Aujourd’hui, quand le gouvernement déclare qu’il veut donner plus d’importance aux pharmaciens et aux infirmiers, il leur propose un supplément de rémunération qui tourne autour de 50 euros, alors qu’il propose 1,50 euros aux généralistes. C’est ainsi que la question du respect s’adosse immédiatement à la question financière, alors qu’elle est à mon avis bien plus complexe.

Michaela Wiegel :
L’aspect financier joue évidemment beaucoup, d’autant plus à cause de la formation des médecins, qui est vécue comme sacrificielle. On l’a vu notamment pendant les années Covid. Les médecins ont l’impression d’avoir tellement donné pendant leur internat, qu’ils méritent un juste retour. Quand on veut les obliger à s’installer dans un endroit qu’ils n’ont pas choisi, sans famille ni attaches, il est vrai que cela peut sembler très brutal. Peut-être est-ce mon éducation allemande très libérale qui parle, mais personnellement, cela me paraît ahurissant. Je me dis qu’il doit y avoir d’autres moyens, et notamment sur la formation.
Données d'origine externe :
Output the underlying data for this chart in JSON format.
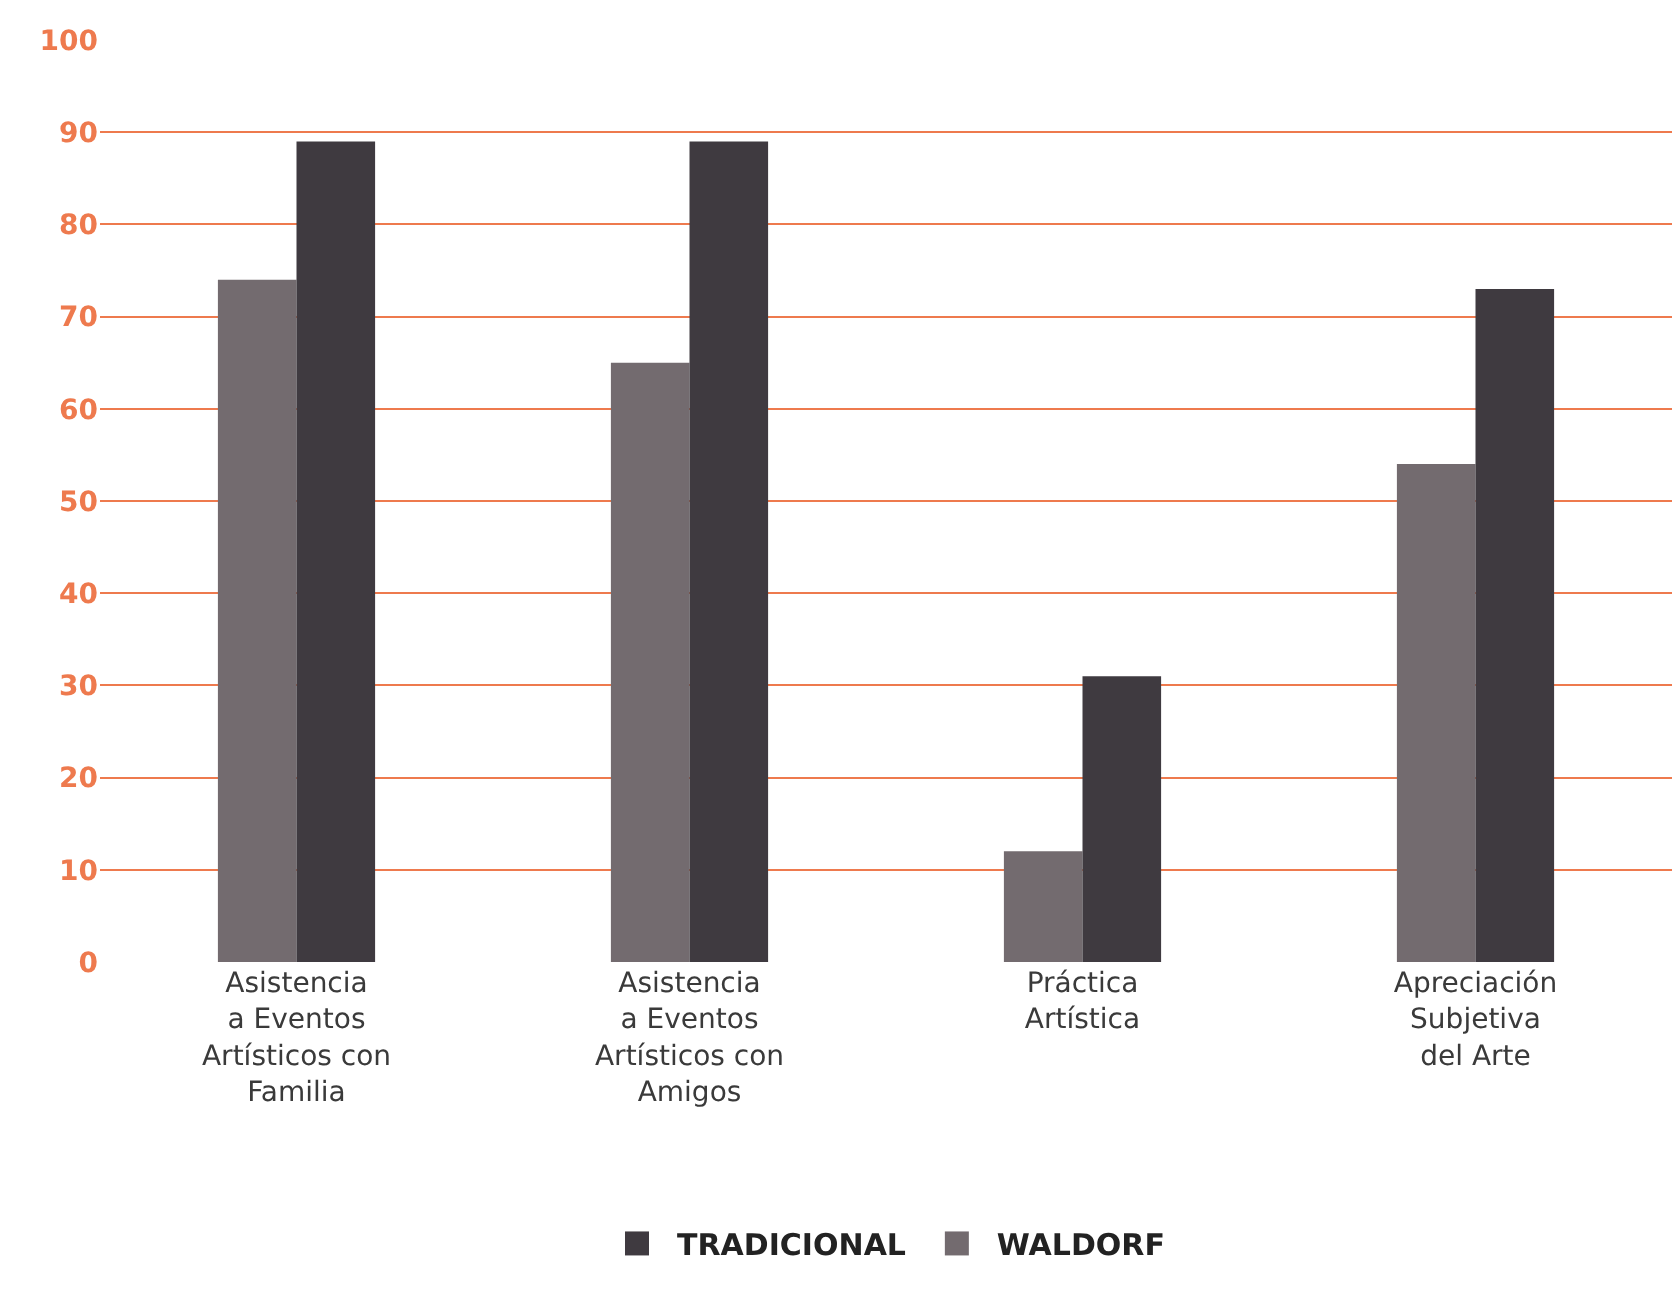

On devrait déjà faire en sorte que ces jeunes ne commencent pas leur pratique professionnelle en ayant l’impression d’être usés et d’avoir tout donné. Quand on lit sur les bizutages, sur la façon dont les hôpitaux restent extrêmement hiérarchisés, avec une répartition sociale très cloisonnée (un interne ne déjeune pas avec un stagiaire, par exemple), tout cela me paraît d’un autre âge. Une difficulté de plus, qui renforce le corporatisme.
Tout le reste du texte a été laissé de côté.